Come racconta Guatelli nel libro Il bosco delle cose, “è stato per molti anni il granaio del vecchio padrone. Per alcuni anni ci hanno allevato il baco da seta e dopo la guerra anche polli da batteria. Per un po’ è stato anche granaio nostro. Le prime cose le ho esposte su tavoli messi addirittura sul grano. Venduto l’ultimo grano, lo spazio è rimasto tutto per il museo. Abbiamo chiamato “operatori” a fare dimostrazioni: fabbri, falegnami, motoaratori, carbonai e anche uomini di spettacolo. E abbiamo dovuto sgombrare il salone per far posto alla gente.

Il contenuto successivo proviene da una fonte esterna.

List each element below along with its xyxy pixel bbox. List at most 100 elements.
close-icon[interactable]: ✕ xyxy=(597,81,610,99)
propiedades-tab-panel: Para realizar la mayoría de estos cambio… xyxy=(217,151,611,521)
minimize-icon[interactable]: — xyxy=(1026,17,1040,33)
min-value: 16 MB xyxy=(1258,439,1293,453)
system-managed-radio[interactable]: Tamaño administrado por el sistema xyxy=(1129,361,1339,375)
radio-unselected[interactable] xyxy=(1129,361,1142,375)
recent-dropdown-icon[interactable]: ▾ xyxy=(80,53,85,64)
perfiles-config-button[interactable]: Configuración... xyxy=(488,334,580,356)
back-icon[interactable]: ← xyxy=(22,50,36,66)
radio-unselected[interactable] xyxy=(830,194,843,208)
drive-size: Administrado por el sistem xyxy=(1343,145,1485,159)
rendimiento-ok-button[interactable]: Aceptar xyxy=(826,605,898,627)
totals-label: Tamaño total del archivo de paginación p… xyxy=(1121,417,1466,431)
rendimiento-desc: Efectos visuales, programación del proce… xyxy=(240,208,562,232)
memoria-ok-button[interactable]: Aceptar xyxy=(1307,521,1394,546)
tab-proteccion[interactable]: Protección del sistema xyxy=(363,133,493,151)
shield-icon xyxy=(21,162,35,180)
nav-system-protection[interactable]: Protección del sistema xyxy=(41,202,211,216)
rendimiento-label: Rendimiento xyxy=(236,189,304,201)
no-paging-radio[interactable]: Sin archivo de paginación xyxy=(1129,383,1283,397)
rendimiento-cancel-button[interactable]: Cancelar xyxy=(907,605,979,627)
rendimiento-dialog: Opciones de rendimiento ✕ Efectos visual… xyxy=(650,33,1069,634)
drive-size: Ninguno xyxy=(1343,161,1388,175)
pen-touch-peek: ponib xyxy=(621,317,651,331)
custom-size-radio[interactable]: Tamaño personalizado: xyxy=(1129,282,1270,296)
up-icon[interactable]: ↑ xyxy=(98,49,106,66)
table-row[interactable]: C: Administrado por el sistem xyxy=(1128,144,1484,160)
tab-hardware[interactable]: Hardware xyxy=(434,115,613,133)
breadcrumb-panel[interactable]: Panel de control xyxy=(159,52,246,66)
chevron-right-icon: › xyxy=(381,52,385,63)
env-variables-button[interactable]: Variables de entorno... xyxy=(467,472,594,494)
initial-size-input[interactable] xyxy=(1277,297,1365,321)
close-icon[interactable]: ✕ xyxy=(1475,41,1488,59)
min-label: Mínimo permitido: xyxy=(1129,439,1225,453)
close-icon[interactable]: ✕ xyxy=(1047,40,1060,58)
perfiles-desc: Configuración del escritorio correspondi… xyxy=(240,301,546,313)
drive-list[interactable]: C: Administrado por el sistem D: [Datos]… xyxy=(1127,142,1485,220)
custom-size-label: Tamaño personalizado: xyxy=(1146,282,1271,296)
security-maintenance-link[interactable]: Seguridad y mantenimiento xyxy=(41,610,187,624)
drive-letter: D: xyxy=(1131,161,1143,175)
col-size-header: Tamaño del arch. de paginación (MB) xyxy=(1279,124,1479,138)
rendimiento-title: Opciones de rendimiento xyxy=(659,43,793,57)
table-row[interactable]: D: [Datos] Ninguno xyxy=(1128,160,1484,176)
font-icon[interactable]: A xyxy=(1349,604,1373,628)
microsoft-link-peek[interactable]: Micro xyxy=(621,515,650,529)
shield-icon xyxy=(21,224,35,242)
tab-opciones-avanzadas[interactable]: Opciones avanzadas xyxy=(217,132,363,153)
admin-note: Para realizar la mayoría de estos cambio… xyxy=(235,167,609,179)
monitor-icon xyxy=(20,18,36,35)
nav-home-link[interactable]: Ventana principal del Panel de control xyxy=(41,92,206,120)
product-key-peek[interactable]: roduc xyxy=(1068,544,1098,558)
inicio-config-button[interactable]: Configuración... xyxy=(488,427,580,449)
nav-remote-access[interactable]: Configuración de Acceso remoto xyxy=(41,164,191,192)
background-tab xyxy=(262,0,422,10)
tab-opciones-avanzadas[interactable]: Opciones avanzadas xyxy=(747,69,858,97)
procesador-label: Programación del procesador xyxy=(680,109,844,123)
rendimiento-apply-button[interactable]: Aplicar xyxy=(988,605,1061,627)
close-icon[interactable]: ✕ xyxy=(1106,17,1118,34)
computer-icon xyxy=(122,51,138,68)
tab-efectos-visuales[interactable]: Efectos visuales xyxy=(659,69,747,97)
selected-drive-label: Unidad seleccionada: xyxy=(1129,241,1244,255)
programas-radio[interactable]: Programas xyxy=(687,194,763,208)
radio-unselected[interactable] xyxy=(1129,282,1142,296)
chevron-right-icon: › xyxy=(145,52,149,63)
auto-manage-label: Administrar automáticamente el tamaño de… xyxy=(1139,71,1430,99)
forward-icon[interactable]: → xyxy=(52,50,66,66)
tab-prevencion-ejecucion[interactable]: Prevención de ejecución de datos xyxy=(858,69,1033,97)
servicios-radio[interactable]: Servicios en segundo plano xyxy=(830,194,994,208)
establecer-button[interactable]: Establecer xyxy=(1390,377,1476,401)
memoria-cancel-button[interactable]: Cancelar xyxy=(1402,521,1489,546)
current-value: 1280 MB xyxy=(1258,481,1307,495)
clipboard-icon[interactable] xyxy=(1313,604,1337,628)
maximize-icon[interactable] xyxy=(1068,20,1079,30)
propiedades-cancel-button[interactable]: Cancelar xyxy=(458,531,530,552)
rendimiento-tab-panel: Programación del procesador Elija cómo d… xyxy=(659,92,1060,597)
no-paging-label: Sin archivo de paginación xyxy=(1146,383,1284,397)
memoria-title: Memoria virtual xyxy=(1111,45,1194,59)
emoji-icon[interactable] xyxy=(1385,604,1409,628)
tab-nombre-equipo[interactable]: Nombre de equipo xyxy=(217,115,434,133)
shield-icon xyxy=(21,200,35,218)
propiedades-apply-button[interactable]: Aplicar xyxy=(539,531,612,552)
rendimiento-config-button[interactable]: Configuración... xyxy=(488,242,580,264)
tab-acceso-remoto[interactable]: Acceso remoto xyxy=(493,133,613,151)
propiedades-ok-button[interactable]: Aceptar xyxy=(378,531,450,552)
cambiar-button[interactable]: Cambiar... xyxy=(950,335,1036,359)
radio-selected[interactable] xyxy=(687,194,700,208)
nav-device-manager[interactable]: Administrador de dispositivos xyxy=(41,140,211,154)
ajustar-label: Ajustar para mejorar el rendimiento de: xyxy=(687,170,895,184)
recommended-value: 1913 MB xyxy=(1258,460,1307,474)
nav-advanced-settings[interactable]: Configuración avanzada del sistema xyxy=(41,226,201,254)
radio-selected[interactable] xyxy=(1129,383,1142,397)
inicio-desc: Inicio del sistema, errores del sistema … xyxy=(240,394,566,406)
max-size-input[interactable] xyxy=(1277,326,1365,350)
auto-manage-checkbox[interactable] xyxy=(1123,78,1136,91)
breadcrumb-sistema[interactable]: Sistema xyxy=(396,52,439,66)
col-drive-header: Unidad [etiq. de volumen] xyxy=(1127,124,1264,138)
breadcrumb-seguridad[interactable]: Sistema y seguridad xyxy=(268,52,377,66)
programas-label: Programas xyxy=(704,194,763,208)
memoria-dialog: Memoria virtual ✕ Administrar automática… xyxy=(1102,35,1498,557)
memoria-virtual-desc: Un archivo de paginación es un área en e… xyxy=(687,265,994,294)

Libero dalle cose che occupavano il pavimento, sembrava infinito, e le cose sulle pareti sembrava si sublimassero. Non posso dire se lo sgomento per il “nulla” sul pavimento fosse dovuto all’abitudine di vederlo pieno di oggetti o se fosse per il vuoto in sé: assieme al piacere che ti davano lo spazio e l’esaltazione delle pareti, c’era anche questo. Ci sono oggetti unici, in terra, funzionali e poetici a un tempo, che però in parte toglierei, se fosse lo spazio per collocarli diversamente: ce ne sono troppi.”
Parlando delle pareti sottolinea che “Di poche… si può dire che siano state fatte una volta e lasciate lì: ce ne sono che nascono felicemente, altre che pur ritoccate e non finiscono di piacere…”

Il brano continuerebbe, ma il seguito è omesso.